Os estados que aderiram totalmente são: Acre, Alagoas, Amapá, Amazonas, Bahia, Espírito Santo, Goiás, Maranhão, Mato Grosso, Minas Gerais, Pará, Paraíba, Pernambuco, Piauí, Rio Grande do Norte, Rio de Janeiro, Rio Grande do Sul, Rondônia, Santa Catarina e Sergipe.

Em outros dois estados a paralisação será pontual: em Santa Catarina, deve ocorrer durante a tarde e durar cerca de uma hora; em São Paulo, deverá ocorrer apenas em algumas unidades. Nos outros estados e no Distrito Federal foram programadas manifestações públicas em protesto contra a precariedade da rede pública.

Veja o que está previsto para cada estado:
Acre – Entidades médicas confirmam suspensão dos atendimentos. Estão previstos a realização de atos públicos.

Alagoas – No estado, os 1.638 médicos que atendem pelo SUS suspenderão atividades. O Sindicato dos Médicos comunicou o fato à Procuradoria da República. As consultas e exames não realizados serão reagendados, sendo que nos estabelecimentos de saúde foram fixados avisos para a população com antecedência com informes sobre o motivo do protesto.

Amapá – Médicos prometem suspender os atendimentos eletivos, assegurando o funcionamento das urgências e emergências. Entidades farão assembléia na sede do Conselho Regional de Medicina quando será apresentado um manifesto com os principais problemas enfrentados pelos profissionais.

Amazonas – Em Assembleia Geral Extraordinária, os médicos amazonenses decidiram fazer uma carreata contra as más condições de trabalho e a baixa remuneração dos profissionais. Uma coletiva de imprensa acontecerá às 9h00, no Conselho Regional de Medicina do Amazonas (Cremam) e, em seguida, os médicos vão seguir em carreata pelos principais pontos da cidade. Médicos vão paralisar os atendimentos de rotina, e, dependendo das decisões tomadas neste dia, entrar em greve.

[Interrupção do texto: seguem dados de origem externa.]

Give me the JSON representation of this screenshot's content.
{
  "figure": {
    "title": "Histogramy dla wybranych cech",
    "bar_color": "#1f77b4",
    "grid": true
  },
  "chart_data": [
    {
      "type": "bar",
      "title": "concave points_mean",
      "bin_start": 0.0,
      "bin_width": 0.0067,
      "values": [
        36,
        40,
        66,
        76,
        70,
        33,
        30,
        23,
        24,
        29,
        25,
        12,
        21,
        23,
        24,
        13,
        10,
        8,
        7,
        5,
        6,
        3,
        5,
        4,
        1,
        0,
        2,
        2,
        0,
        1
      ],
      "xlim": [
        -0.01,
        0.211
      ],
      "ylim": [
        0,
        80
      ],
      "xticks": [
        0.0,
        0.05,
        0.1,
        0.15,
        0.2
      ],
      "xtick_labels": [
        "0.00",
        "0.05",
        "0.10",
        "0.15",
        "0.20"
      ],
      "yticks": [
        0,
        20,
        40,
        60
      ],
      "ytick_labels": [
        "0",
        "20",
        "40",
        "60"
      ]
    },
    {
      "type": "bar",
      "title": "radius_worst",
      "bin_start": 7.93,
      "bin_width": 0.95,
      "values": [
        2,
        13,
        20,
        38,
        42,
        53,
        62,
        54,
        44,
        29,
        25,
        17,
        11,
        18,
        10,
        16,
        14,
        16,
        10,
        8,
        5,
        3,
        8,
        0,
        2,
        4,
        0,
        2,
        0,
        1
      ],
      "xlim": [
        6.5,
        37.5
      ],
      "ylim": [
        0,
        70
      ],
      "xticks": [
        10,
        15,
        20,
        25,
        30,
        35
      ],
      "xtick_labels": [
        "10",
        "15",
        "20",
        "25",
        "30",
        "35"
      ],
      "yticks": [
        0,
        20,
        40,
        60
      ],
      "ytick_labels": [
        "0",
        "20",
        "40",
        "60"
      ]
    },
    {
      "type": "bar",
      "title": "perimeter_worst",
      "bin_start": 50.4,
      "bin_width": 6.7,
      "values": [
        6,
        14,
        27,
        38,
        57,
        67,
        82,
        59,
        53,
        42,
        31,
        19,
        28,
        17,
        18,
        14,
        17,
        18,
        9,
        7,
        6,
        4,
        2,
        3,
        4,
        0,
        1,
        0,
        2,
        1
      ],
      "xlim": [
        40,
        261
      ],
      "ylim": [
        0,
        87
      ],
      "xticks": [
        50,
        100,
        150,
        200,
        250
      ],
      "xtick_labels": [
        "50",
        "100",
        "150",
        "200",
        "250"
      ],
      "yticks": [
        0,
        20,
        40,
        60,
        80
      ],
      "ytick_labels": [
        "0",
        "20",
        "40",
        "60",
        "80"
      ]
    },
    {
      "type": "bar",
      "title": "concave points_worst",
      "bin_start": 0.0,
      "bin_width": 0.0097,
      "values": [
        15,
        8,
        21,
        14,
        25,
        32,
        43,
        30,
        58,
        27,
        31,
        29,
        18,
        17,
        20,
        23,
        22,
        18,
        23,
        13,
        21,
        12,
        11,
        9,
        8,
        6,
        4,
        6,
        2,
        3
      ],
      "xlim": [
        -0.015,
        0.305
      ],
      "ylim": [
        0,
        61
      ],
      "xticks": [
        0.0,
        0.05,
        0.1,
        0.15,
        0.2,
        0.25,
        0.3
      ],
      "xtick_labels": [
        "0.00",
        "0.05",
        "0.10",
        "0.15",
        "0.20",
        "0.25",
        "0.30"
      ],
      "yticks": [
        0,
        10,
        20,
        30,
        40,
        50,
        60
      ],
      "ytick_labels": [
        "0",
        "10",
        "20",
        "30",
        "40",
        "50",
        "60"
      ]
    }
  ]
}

Bahia – Entidades médicas confirmam a paralisação do atendimento dos procedimentos eletivos. Em Salvador, estão previstas concentrações de médicos, às 8h, em frente ao Creasi (antigo Iapseb) e, às 10h, em frente ao Shopping Iguatemi.

Ceará – Todos os médicos do serviço público foram convidados a paralisarem suas atividades. Haverá sessão na Assembleia Legislativa em comemoração pelos 70 anos do sindicato dos médicos cearenses em que profissionais serão homenageados.

Distrito Federal – Médicos de Brasília não vão paralisar. O sindicato local lançará um hotsite com os relatórios das visitas do sindicato às unidades de saúde do DF (projeto SindMédico na Cidade). Nos documentos, são denunciadas as condições de trabalho inadequadas e o sucateamento do sistema de saúde pública no DF.

Espírito Santo – Haverá paralisação por 24 horas do atendimento ambulatorial em todas as unidades públicas de saúde na capital, Vitória, e nos municípios do interior. Nas concentrações os médicos usarão a cor preto com o slogan "Eu Luto pela Saúde. E você?", buscando reflexão sobre o tema.

Goiás - Haverá suspensão do atendimento. Representantes das entidades médicas locais deverão visitar alguns estabelecimentos de saúde para denunciar os problemas.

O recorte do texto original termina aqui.